When nitric acid is stoichiometric,

#"moles of ammonia "-=" moles of ammonium nitrate"#

#"moles of ammonia "-="# #(15.86*g)/(17.03*g*mol^-1)=0.931*mol#

We use this molar quantity to calculate an equivalent mass of #"ammonium nitrate"#, given that there is 1:1 equivalence between ammonia and ammonium nitrate in the stoichiometric equation:

#0.931*molxx80.05*g*mol^-1~=75*g#

Owen Ambrose · Answer

undefined The molar mass of NH₃ is 17.03 g/mol and that of NH₄NO₃ is 80.05 g/mol.
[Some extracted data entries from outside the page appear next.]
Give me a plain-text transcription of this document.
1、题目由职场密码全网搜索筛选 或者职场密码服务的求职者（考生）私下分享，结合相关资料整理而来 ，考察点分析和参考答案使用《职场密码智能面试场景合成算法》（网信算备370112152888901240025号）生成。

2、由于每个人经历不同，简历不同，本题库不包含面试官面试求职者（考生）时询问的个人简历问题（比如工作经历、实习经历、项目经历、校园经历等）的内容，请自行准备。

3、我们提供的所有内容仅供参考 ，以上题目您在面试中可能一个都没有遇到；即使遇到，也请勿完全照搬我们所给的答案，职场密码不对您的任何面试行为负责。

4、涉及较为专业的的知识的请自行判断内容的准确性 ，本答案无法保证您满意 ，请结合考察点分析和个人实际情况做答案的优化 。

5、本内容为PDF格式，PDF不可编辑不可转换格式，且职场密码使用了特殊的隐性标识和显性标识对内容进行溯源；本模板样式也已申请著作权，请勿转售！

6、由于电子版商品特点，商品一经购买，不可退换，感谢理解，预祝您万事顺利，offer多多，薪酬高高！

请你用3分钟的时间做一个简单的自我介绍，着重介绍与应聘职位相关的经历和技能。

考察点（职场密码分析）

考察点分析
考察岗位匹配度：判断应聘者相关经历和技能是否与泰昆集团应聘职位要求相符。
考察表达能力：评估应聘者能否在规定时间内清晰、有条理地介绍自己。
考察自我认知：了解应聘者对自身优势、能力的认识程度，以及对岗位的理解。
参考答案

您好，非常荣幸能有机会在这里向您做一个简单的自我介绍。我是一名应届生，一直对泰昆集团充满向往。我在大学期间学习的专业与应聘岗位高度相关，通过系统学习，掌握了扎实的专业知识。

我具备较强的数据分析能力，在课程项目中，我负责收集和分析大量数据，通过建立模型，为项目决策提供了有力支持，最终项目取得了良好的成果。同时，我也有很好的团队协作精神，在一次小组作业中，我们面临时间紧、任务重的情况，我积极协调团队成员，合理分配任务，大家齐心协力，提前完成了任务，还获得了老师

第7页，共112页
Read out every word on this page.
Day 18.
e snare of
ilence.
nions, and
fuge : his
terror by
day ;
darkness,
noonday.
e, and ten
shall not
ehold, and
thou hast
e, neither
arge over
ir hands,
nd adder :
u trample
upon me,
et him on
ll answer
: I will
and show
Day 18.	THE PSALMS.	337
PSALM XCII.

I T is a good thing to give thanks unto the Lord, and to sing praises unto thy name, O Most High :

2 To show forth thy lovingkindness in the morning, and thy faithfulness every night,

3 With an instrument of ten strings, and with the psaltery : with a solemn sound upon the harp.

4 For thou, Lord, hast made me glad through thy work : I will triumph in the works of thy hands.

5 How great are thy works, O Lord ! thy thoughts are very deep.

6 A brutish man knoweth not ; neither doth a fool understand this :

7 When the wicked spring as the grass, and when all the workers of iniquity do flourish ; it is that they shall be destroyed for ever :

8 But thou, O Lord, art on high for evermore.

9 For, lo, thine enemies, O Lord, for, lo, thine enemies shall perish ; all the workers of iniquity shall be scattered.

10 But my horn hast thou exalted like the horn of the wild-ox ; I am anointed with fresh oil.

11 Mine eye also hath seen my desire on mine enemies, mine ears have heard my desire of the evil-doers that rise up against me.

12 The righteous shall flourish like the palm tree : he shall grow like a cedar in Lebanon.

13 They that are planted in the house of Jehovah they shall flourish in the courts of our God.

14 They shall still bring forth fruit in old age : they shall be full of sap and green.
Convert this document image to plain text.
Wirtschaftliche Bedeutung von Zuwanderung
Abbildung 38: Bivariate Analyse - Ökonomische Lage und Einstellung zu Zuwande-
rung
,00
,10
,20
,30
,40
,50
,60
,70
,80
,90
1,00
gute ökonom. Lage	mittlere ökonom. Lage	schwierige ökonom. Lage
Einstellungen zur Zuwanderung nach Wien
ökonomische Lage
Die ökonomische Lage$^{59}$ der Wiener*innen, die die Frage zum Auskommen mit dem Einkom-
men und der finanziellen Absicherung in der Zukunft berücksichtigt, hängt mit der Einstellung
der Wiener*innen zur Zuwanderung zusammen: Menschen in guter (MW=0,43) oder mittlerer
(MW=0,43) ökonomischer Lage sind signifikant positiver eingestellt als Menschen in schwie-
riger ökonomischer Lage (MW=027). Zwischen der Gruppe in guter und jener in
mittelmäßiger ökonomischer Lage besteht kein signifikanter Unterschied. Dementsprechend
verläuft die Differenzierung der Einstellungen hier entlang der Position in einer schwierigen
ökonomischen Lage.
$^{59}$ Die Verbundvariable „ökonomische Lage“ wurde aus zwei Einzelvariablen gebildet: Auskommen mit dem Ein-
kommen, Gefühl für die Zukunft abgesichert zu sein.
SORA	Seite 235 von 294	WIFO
Using the stoichiometry of the reaction between NH₃ and HNO₃, where 1 mole of NH₃ reacts with 1 mole of HNO₃ to produce 1 mole of NH₄NO₃, we can calculate the amount of NH₄NO₃ produced.

First, we convert the mass of NH₃ to moles:
$$ \text{moles of NH}_3 = \frac{15.86 \text{ g}}{17.03 \text{ g/mol}} = 0.93 \text{ mol}$$

Since the reaction is 1:1 between NH₃ and NH₄NO₃, the number of moles of NH₄NO₃ produced will be the same as the moles of NH₃ reacted:
$$ \text{moles of NH}_4\text{NO}_3 = 0.93 \text{ mol}$$

Now, we calculate the mass of NH₄NO₃ produced:
$$ \text{mass of NH}_4\text{NO}_3 = (0.93 \text{ mol}) \times (80.05 \text{ g/mol}) = 74.44 \text{ g}$$

So, 74.44 grams of ammonium nitrate will result from the reaction.